6 de jul. de 2010

V




Conheci V em uma situação bastante inusitada. Embora estivéssemos de certa forma presos, eu sabia que ela não estava lá porque escolhera, ao contrário de mim. Eu invejava V. Eu invejava sua total ausência de liberdade. Eu tinha liberdade, eu escolhera estar lá. V não. Ninguém perguntara a V se era isso que queria. Estava lá e ponto.

Eu sabia que um dia V sairia, conseguiria fugir. Se tivesse uma escolha, V saberia o que fazer. Eu não saberia. E eu podia sair se quisesse. Talvez por isso eu jamais saísse. V tinha a coragem que faltava a muitas pessoas. Na época eu não admitia ser uma delas.

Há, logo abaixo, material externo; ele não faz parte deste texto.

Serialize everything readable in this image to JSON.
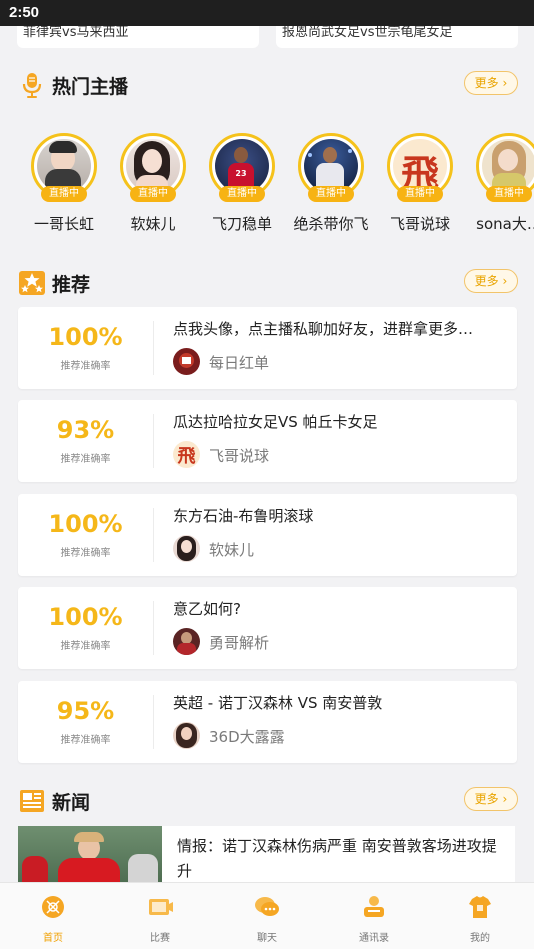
{
  "status_bar": {
    "time": "2:50"
  },
  "top_matches": [
    {
      "text": "菲律宾vs马来西亚"
    },
    {
      "text": "报恩尚武女足vs世宗龟尾女足"
    }
  ],
  "hot_anchors": {
    "title": "热门主播",
    "more_label": "更多",
    "live_label": "直播中",
    "items": [
      {
        "name": "一哥长虹"
      },
      {
        "name": "软妹儿"
      },
      {
        "name": "飞刀稳单"
      },
      {
        "name": "绝杀带你飞"
      },
      {
        "name": "飞哥说球"
      },
      {
        "name": "sona大…"
      }
    ]
  },
  "recommend": {
    "title": "推荐",
    "more_label": "更多",
    "rate_label": "推荐准确率",
    "items": [
      {
        "rate": "100%",
        "title": "点我头像，点主播私聊加好友，进群拿更多…",
        "author": "每日红单"
      },
      {
        "rate": "93%",
        "title": "瓜达拉哈拉女足VS 帕丘卡女足",
        "author": "飞哥说球"
      },
      {
        "rate": "100%",
        "title": "东方石油-布鲁明滚球",
        "author": "软妹儿"
      },
      {
        "rate": "100%",
        "title": "意乙如何?",
        "author": "勇哥解析"
      },
      {
        "rate": "95%",
        "title": "英超 - 诺丁汉森林 VS 南安普敦",
        "author": "36D大露露"
      }
    ]
  },
  "news": {
    "title": "新闻",
    "more_label": "更多",
    "items": [
      {
        "title": "情报：诺丁汉森林伤病严重 南安普敦客场进攻提升"
      }
    ]
  },
  "tabbar": {
    "items": [
      {
        "label": "首页",
        "icon": "home-icon",
        "active": true
      },
      {
        "label": "比赛",
        "icon": "match-icon"
      },
      {
        "label": "聊天",
        "icon": "chat-icon"
      },
      {
        "label": "通讯录",
        "icon": "contacts-icon"
      },
      {
        "label": "我的",
        "icon": "profile-icon"
      }
    ]
  },
  "colors": {
    "accent": "#f5b719",
    "live_badge": "#f7b313",
    "more_border": "#f2c46a"
  }
}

V tinha aquele olhar melancólico de alguém que deseja algo por tanto tempo que já se tornara um sonho distante. V me fazia ter vontade de chorar, e isso é mais do que posso dizer sobre qualquer outra pessoa que tenha passado por minha vida. V me fazia sentir algo, ainda que fosse tristeza, culpa, inveja. Eu queria que V desistisse, eu queria que V deixasse de sentir esperança, porque eu já havia deixado há muito tempo. Nunca soube lidar com perdas, e eu sabia que perderia. Perderia V para o mundo, e perderia para V. Eu era a parte de V que já havia desistido, que achava que viver era um luxo, sobreviver bastava para nós. Eu queria levar V comigo. Sua presença tornava tudo menos solitário. Mas, como já previra, um dia V partiu. V não perguntou o que eu faria depois, apenas seguiu seu caminho. Eu não sabia ao certo para onde seguir.

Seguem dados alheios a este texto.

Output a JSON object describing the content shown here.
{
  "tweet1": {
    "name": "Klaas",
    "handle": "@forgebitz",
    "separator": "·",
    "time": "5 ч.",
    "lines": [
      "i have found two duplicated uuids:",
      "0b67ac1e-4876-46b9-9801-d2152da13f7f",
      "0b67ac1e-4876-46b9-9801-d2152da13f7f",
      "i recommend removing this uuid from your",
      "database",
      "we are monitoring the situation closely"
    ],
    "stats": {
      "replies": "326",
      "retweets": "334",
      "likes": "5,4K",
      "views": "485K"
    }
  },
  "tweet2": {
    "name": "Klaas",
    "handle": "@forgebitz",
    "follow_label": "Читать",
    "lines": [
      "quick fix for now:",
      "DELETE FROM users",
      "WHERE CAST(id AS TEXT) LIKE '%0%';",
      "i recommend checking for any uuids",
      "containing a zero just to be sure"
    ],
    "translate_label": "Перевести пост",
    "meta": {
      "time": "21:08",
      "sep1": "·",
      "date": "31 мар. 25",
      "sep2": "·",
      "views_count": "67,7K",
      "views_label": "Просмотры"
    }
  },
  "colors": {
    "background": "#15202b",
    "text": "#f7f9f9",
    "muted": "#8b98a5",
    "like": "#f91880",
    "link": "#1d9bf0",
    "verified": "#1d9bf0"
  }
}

Quando reencontrei V, não sabia o que deveria sentir. Deveria sentir culpa, mas V estava tão melhor que eu! Sempre soube que V alçaria vôos longos, mas doía ser deixado para trás. Doía saber que V e eu já não vivíamos no mesmo mundo. Por tudo que eu havia feito, não merecia mesmo que V pensasse em mim. Mas eu era egoísta, sempre fora. Quando reencontrei V, saí batendo a porta. V ficaria furiosa por um instante, depois não pensaria mais em mim. Eu não deixaria de pensar em V.

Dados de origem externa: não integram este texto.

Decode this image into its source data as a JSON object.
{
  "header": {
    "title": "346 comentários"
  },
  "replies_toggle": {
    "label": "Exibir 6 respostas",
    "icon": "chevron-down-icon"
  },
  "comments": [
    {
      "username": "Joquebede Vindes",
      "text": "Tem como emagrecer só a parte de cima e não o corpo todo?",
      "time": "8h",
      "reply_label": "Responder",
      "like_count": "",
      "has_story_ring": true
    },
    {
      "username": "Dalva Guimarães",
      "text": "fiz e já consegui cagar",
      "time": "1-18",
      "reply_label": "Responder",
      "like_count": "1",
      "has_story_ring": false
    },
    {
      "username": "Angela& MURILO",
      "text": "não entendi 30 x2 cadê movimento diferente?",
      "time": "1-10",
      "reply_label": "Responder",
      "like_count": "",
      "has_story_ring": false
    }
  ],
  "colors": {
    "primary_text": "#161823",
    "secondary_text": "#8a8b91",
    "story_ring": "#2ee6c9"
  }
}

Quando vi V pela última vez, muito tempo se passara. Eu não era mais tão egoísta e V perdera quase todo seu ar melancólico. Olhar para V já não me fazia ter vontade de chorar. Quando olhei para V no nosso último encontro, V parecia feliz. Daquelas felicidades de quem não encontrou tudo o que procurava, mas sabe que um dia encontrará. V me olhou e disse ter enxergado tranqüilidade, daquelas de quem resolveu muitas pendências, consigo e com o mundo. V era a minha última pendência. Não precisei dizer o quanto eu sentia, V sabia. V não precisou dizer que me perdoava, eu também sabia. V tinha um caminho que finalmente podia seguir, e eu finalmente comecei a traçar o meu. V me perguntou se eu sabia o que fazer. Eu disse que, pela primeira vez, sabia. V sorriu. Fomos para lados opostos. Não vejo V desde então.

Um comentário:

Paulinha disse...

Deixa eu falar que eu fiquei de fato toda arrepiada com seu texto. Não sei nem explicar porque, mas sabe quando você tem a sensação de que de certa forma todos temos um V na nossa vida? E que mais cedo ou mais tarde, numa esquina ou num cruzamento dessa nossa existência, V vai voltar para que a gente se encontre de fato no mundo - ou se perca de vez nele.